Why do you think you’re so interested in exploring people’s violent natures?

This is what I’m interested in at the moment, but I can see how it’s allied with my previous books. Essentially, though, I’m an environmental writer. I’m writing about nature and our place in it. What we’ve done to nature, or how we are animals who try to suppress the animal side of ourselves and pretend we’re not animals, that we’re purely intellectual and spiritual. I suppose, in retrospect, I choose my subjects because this is what fascinates me.

I keep revolving these essentially existential themes: Why are we here? What is the secret of the universe? Is Darwin correct? How does it all come together? Specifically in this book, we have people acting out against society and trying to find refuge in nature.
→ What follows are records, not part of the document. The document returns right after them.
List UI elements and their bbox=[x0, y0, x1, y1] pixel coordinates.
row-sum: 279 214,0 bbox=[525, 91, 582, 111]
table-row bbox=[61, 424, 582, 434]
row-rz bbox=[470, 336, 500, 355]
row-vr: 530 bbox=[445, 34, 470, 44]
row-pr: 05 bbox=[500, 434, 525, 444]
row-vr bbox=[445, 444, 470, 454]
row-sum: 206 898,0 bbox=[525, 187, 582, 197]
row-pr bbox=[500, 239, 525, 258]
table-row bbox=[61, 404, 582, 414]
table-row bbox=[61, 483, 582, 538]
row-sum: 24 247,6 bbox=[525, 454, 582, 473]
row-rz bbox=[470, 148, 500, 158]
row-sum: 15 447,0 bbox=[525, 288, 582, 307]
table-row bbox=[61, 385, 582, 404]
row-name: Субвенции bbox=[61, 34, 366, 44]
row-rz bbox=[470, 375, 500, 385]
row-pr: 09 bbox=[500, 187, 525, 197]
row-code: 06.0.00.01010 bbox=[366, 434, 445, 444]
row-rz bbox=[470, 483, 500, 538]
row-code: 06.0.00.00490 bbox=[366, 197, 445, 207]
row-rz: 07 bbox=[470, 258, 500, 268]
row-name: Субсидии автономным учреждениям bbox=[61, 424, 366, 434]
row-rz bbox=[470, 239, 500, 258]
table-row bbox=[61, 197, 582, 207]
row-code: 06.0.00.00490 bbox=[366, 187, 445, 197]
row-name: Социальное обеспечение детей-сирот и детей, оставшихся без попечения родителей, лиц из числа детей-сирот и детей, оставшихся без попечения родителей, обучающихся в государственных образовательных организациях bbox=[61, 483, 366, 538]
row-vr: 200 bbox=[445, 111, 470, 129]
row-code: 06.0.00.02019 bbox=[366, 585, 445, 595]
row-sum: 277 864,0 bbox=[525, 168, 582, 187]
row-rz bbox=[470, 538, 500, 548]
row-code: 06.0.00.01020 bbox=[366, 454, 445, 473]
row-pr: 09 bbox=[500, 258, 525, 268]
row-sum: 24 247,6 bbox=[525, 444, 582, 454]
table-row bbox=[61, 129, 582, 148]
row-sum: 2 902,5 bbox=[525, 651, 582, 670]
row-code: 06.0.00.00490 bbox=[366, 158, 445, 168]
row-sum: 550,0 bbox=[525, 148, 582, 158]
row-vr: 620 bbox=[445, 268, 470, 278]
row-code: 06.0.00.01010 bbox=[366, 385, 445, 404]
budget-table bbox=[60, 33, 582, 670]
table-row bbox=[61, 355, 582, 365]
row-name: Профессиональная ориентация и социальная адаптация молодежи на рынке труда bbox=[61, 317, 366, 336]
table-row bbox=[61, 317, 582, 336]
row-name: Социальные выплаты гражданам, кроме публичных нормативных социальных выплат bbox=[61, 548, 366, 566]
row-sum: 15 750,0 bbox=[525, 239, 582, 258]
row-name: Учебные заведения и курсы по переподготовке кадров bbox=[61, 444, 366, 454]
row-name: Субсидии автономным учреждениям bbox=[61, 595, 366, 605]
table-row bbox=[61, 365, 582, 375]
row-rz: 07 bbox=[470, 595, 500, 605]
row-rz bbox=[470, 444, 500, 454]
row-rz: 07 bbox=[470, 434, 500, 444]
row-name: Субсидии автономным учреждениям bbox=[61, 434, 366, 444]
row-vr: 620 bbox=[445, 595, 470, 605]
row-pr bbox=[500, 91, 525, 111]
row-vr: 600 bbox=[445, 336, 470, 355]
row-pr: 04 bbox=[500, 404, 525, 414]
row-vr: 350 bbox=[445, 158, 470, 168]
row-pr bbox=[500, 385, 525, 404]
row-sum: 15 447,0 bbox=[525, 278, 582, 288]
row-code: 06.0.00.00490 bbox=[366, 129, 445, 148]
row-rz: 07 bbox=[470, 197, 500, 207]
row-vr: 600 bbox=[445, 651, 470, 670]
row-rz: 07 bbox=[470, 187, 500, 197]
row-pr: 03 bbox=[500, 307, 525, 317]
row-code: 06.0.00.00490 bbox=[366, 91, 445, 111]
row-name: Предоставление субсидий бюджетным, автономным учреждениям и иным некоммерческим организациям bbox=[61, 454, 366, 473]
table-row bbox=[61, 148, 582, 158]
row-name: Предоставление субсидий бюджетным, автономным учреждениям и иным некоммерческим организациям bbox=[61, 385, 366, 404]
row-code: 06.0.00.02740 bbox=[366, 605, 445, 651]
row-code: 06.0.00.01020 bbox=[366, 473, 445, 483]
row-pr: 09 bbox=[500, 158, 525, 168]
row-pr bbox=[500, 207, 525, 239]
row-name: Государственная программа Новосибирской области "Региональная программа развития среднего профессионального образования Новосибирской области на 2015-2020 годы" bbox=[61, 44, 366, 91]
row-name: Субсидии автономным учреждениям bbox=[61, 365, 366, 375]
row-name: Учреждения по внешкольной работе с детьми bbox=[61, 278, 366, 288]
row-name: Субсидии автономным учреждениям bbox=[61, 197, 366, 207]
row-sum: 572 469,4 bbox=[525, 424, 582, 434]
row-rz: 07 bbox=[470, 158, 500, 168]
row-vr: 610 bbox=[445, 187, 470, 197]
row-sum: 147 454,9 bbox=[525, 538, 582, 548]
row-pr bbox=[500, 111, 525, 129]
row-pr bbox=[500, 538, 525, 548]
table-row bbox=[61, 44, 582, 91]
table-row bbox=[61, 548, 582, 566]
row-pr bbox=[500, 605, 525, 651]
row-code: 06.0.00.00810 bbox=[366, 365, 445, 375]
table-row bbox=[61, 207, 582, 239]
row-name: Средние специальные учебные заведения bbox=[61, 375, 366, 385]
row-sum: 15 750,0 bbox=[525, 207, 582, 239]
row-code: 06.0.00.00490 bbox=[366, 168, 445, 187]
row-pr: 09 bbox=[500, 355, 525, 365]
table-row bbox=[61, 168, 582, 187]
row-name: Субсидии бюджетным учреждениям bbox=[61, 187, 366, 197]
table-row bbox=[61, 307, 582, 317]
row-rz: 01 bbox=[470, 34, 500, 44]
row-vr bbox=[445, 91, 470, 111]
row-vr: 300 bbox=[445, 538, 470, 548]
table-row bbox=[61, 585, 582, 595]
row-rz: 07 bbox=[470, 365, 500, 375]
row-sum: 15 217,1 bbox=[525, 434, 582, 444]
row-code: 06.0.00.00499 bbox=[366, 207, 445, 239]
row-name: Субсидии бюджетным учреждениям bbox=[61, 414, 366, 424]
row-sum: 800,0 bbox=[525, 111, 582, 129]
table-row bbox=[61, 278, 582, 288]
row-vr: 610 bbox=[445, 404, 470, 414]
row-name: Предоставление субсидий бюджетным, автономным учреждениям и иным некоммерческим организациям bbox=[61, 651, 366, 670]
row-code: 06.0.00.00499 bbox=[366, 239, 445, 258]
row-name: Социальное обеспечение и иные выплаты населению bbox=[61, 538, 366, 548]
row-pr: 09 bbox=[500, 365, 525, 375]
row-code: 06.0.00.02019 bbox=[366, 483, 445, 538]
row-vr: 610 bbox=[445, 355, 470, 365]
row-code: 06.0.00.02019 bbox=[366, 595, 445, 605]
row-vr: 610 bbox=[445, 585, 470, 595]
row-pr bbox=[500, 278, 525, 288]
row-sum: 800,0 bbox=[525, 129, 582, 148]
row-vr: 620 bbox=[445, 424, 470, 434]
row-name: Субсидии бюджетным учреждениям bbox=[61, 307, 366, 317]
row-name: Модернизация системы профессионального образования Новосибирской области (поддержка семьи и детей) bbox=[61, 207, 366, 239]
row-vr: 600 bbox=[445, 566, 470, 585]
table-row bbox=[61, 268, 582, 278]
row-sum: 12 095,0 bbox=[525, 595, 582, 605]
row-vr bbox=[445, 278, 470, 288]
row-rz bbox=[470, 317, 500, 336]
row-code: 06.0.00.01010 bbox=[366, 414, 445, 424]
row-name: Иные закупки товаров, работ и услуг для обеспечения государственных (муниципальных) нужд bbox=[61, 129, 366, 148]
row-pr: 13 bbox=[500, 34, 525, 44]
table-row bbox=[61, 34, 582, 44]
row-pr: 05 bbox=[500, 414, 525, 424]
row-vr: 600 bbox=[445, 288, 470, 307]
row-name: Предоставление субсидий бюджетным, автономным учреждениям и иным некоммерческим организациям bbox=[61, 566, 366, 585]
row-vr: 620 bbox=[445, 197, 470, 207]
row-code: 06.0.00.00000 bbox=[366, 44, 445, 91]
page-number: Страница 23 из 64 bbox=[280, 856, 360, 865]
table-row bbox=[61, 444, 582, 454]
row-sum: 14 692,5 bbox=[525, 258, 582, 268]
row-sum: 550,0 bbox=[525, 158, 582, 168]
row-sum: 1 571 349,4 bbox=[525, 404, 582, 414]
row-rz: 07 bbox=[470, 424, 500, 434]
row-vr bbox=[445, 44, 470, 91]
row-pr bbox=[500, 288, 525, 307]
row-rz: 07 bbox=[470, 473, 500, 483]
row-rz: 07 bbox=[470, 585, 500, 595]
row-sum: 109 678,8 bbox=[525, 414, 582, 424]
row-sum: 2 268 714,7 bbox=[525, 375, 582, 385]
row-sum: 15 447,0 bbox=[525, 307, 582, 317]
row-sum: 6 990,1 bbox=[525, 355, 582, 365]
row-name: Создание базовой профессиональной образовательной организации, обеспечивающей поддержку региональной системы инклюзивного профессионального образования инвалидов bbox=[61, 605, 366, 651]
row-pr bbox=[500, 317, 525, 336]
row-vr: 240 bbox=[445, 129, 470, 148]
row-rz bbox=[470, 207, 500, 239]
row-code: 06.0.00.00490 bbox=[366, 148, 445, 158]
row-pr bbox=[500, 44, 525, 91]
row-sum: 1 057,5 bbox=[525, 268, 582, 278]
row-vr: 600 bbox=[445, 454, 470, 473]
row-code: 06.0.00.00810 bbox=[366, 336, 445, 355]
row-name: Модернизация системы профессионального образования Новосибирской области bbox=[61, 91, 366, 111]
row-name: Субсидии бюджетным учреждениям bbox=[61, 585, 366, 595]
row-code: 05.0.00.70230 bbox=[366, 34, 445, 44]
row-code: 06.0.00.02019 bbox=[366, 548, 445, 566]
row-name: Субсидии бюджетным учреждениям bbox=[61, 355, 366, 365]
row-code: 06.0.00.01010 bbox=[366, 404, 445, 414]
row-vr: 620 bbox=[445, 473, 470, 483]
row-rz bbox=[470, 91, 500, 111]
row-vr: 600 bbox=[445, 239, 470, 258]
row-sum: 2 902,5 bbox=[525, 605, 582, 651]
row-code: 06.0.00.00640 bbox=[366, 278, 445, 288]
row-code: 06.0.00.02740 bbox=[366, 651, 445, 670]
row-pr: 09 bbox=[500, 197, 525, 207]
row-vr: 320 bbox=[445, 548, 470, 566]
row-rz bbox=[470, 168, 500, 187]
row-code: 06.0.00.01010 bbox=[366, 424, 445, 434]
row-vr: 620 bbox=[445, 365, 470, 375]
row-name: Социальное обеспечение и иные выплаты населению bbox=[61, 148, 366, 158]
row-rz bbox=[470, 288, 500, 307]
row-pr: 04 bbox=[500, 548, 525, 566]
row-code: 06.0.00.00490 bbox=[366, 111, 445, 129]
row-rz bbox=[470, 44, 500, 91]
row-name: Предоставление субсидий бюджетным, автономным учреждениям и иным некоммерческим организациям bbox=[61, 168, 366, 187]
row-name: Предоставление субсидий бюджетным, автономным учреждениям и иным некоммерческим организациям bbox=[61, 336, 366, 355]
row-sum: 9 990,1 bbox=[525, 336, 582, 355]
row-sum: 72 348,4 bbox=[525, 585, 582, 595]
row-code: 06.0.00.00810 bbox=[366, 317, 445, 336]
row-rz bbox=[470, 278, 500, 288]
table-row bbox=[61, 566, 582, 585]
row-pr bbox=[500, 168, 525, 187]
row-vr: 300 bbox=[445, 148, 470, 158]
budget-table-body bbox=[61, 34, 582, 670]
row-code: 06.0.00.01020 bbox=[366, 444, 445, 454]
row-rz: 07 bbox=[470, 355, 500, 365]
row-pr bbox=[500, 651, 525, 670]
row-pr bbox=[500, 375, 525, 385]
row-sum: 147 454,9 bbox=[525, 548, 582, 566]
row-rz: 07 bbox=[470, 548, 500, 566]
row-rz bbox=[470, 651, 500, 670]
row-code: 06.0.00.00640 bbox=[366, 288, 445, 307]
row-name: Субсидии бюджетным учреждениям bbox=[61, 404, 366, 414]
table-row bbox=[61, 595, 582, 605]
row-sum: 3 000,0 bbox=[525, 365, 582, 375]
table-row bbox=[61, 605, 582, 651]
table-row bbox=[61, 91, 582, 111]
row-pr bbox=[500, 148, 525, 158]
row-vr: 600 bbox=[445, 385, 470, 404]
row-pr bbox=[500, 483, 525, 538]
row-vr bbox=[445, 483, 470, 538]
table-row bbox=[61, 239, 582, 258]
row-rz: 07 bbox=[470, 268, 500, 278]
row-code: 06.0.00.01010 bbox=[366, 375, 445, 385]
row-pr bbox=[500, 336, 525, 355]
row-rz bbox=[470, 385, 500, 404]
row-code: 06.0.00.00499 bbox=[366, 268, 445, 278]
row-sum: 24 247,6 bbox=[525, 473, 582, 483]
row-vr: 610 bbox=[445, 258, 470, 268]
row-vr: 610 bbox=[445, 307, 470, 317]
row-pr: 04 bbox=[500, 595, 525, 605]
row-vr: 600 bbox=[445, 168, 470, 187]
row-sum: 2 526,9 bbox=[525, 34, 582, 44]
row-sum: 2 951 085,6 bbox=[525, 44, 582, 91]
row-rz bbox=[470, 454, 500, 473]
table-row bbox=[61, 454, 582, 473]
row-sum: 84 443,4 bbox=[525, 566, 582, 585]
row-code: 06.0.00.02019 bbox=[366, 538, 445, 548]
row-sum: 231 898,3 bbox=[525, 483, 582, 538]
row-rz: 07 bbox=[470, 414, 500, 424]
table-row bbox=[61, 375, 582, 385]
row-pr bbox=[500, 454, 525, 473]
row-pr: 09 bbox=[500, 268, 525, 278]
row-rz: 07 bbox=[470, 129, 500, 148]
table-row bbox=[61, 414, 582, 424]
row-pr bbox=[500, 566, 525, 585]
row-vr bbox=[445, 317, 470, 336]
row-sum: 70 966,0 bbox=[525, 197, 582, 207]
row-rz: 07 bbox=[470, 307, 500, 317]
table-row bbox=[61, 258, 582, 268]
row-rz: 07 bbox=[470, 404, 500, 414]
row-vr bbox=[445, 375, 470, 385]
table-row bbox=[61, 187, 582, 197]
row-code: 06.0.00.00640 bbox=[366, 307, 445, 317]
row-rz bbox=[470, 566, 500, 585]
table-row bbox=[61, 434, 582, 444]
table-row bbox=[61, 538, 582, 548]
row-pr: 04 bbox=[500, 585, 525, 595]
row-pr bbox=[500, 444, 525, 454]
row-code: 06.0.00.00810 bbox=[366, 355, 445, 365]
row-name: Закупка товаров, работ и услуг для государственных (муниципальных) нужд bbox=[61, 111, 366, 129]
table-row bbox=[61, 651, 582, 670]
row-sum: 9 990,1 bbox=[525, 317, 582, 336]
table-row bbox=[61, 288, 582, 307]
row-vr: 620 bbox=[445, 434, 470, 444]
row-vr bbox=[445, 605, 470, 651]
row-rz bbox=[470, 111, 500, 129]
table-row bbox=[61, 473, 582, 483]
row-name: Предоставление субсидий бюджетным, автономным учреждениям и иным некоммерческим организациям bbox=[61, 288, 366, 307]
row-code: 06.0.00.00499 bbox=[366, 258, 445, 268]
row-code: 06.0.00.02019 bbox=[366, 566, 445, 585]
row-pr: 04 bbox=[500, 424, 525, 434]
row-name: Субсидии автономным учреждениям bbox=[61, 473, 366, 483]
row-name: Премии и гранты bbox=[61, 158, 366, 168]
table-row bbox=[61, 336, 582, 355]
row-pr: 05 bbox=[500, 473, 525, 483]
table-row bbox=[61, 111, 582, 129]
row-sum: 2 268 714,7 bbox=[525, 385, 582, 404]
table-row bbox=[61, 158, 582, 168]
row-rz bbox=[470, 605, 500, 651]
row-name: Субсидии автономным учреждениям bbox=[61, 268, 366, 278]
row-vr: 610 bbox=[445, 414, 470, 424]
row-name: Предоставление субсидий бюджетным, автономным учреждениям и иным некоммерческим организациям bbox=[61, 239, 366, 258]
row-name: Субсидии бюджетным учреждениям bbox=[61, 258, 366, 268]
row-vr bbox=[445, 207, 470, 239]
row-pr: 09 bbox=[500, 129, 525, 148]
How do create characters and get into their (often dark) psyches?

I think it’s true that characters take on a life of their own. The writing has to be an organic whole. That means the plot, the language, the development of the characters can’t be imposed from outside. It just kind of evolves.

Well, I don’t know how I do it. There is no secret. It’s just a dream that I have every day. I enter into it and feel very blessed when I am, and when I’m not writing I feel absolutely miserable.

What would you be doing if you weren’t a writer?

I would be the guy singing in the bar band, which is what I did before. But I think I could have had a very productive and happy life if it weren’t for mathematics, because I would have been very happy being a field biologist. I’m absolutely fascinated by nature and biology, particularly — I don’t know why — by aquatic life.

Go to and listen to me with The Ventilators singing “I Put a Spell on You,” because that’s where I would have gone if I didn’t start writing. I’d long be dead from drugs and alcohol, but it would have been fun while it lasted.